Eso, sin embargo, teniendo en cuenta que mi cuerpo cumpla los estereotipos del hombre español medio, cosa de la que dudo mucho. Además, las estadísticas, que nombramos y de las que hacemos proselitismo como si de la palabra de Dios se tratara (en caso que fuéramos creyentes), pueden contener muchos datos ocultos y engañosos. En este caso concreto, los 77 años no vendrían más que ser al nacer. Es decir: alguien con 1 año de vida tiene la esperanza (que bonito palabro) de cumplir 77 más. Sin embargo, una persona de 77 años no significa que vaya irremediablemente a morir dentro de aquel año. Su esperanza de vida entonces, evidentemente no va a ser de 77 años, aunque las propias estadísticas tienen en cuenta este factor, y puede ser luego de 10 años, por ejemplo. De ahí provienen muchos de los errores que se cometen más bien por ignorancia general. En un país africano que tiene una esperanza de vida de 37 años, como Zimbabwe, el dato en sí no significa que el país en cuestión esté vacío de viejos, más bien ese dato indica que por ejemplo la tasa de mortalidad infantil es muy elevada, haciendo descender la esperanza del conjunto de la población. Seguro que alguien se ha preguntado de donde salen los viejos africanos que ven por la tele cuando le están diciendo que la esperanza de vida es de 40 años. ¿Será que a los 40 ya parece que tengan 80? ¡Ay! ¡Las estadísticas!

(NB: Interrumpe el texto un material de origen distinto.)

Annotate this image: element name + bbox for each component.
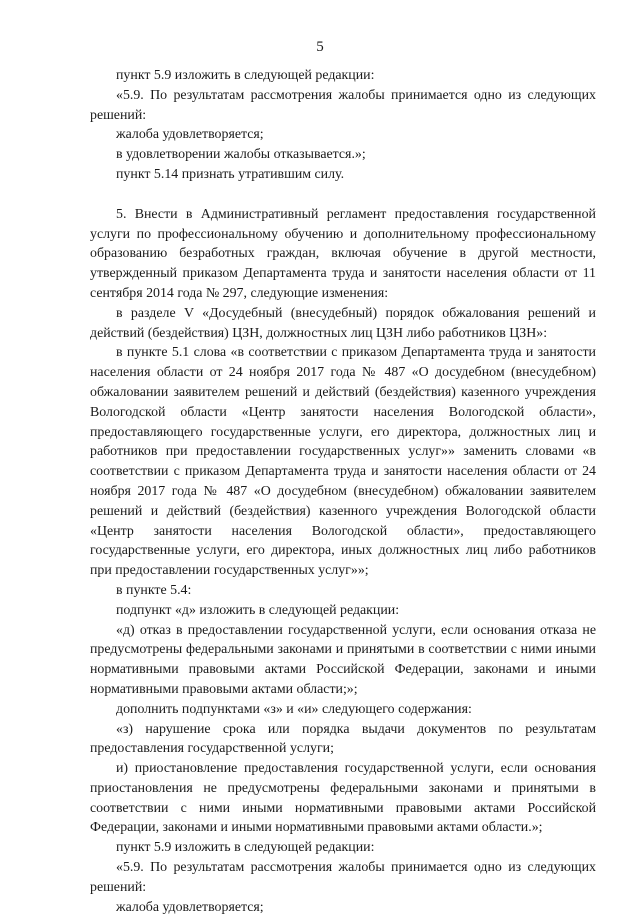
paragraph: в удовлетворении жалобы отказывается.»;: [116, 147, 366, 163]
paragraph: пункт 5.9 изложить в следующей редакции:: [116, 68, 375, 83]
paragraph: «з) нарушение срока или порядка выдачи документов по результатам предоставления государственной услуги;: [90, 721, 596, 757]
paragraph: в пункте 5.4:: [116, 582, 192, 598]
paragraph: пункт 5.9 изложить в следующей редакции:: [116, 840, 375, 856]
document-body: [90, 66, 596, 917]
paragraph: дополнить подпунктами «з» и «и» следующего содержания:: [116, 701, 472, 717]
paragraph: подпункт «д» изложить в следующей редакции:: [116, 602, 400, 618]
paragraph: «5.9. По результатам рассмотрения жалобы принимается одно из следующих решений:: [90, 87, 596, 123]
paragraph: жалоба удовлетворяется;: [116, 127, 264, 143]
paragraph: жалоба удовлетворяется;: [116, 899, 264, 915]
paragraph: пункт 5.14 признать утратившим силу.: [116, 166, 345, 182]
paragraph: и) приостановление предоставления государственной услуги, если основания приостановления не предусмотрены федеральными законами и принятыми в соответствии с ними иными нормативными правовыми актами Российской Федерации, законами и иными нормативными правовыми актами области.»;: [90, 761, 596, 836]
paragraph: «д) отказ в предоставлении государственной услуги, если основания отказа не предусмотрены федеральными законами и принятыми в соответствии с ними иными нормативными правовыми актами Российской Федерации, законами и иными нормативными правовыми актами области;»;: [90, 622, 596, 697]
paragraph: «5.9. По результатам рассмотрения жалобы принимается одно из следующих решений:: [90, 860, 596, 895]
paragraph: в разделе V «Досудебный (внесудебный) порядок обжалования решений и действий (бездействия) ЦЗН, должностных лиц ЦЗН либо работников ЦЗН»:: [90, 305, 596, 341]
paragraph: в пункте 5.1 слова «в соответствии с приказом Департамента труда и занятости населения области от 24 ноября 2017 года № 487 «О досудебном (внесудебном) обжаловании заявителем решений и действий (бездействия) казенного учреждения Вологодской области «Центр занятости населения Вологодской области», предоставляющего государственные услуги, его директора, должностных лиц и работников при предоставлении государственных услуг»» заменить словами «в соответствии с приказом Департамента труда и занятости населения области от 24 ноября 2017 года № 487 «О досудебном (внесудебном) обжаловании заявителем решений и действий (бездействия) казенного учреждения Вологодской области «Центр занятости населения Вологодской области», предоставляющего государственные услуги, его директора, иных должностных лиц либо работников при предоставлении государственных услуг»»;: [90, 345, 596, 579]
paragraph: 5. Внести в Административный регламент предоставления государственной услуги по профессиональному обучению и дополнительному профессиональному образованию безработных граждан, включая обучение в другой местности, утвержденный приказом Департамента труда и занятости населения области от 11 сентября 2014 года № 297, следующие изменения:: [90, 206, 596, 301]
page-number: 5: [316, 39, 324, 55]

Puede que ahora, después de esta breve clase de demografía aplicada, los 28.105 días del hombre medio, o los 30.295 en el caso de las mujeres, nos parezcan un poco más interesantes. Si más no a mí me lo parecen. En primer lugar por qué el día es la unidad básica de nuestra existencia: lo clasificamos todo por días y así todo lo sentimos. Tenemos sensaciones que engloban tal viaje, o aquél amor que nos llenó tantos días, aunque siempre recordamos qué hicimos éste o aquél día en concreto. Hoy mi día, y desvelando así el motivo que me condujo a desenvolver todo esto, estuvo condicionado por una increíble, una enorme y continuada sensación de sed. Salí por la mañana y solo entrar en el ascensor tenía sed , llegué a casa y bebí medio litro de un trago porqué tenía sed. Sed, pura sed de agua fue lo que condicionó mi unidad básica de existencia hoy. Uno de mis 28.105 días giró entorno a la sed que tuve...aunque los días, con la llegada de la noche, pueden también cambiar. Hoy puede que mi sed cambie...puede que tenga sed de cerveza. Si, creo que tengo sed de cerveza.


Si os dan papel pautado, escribid por el otro lado.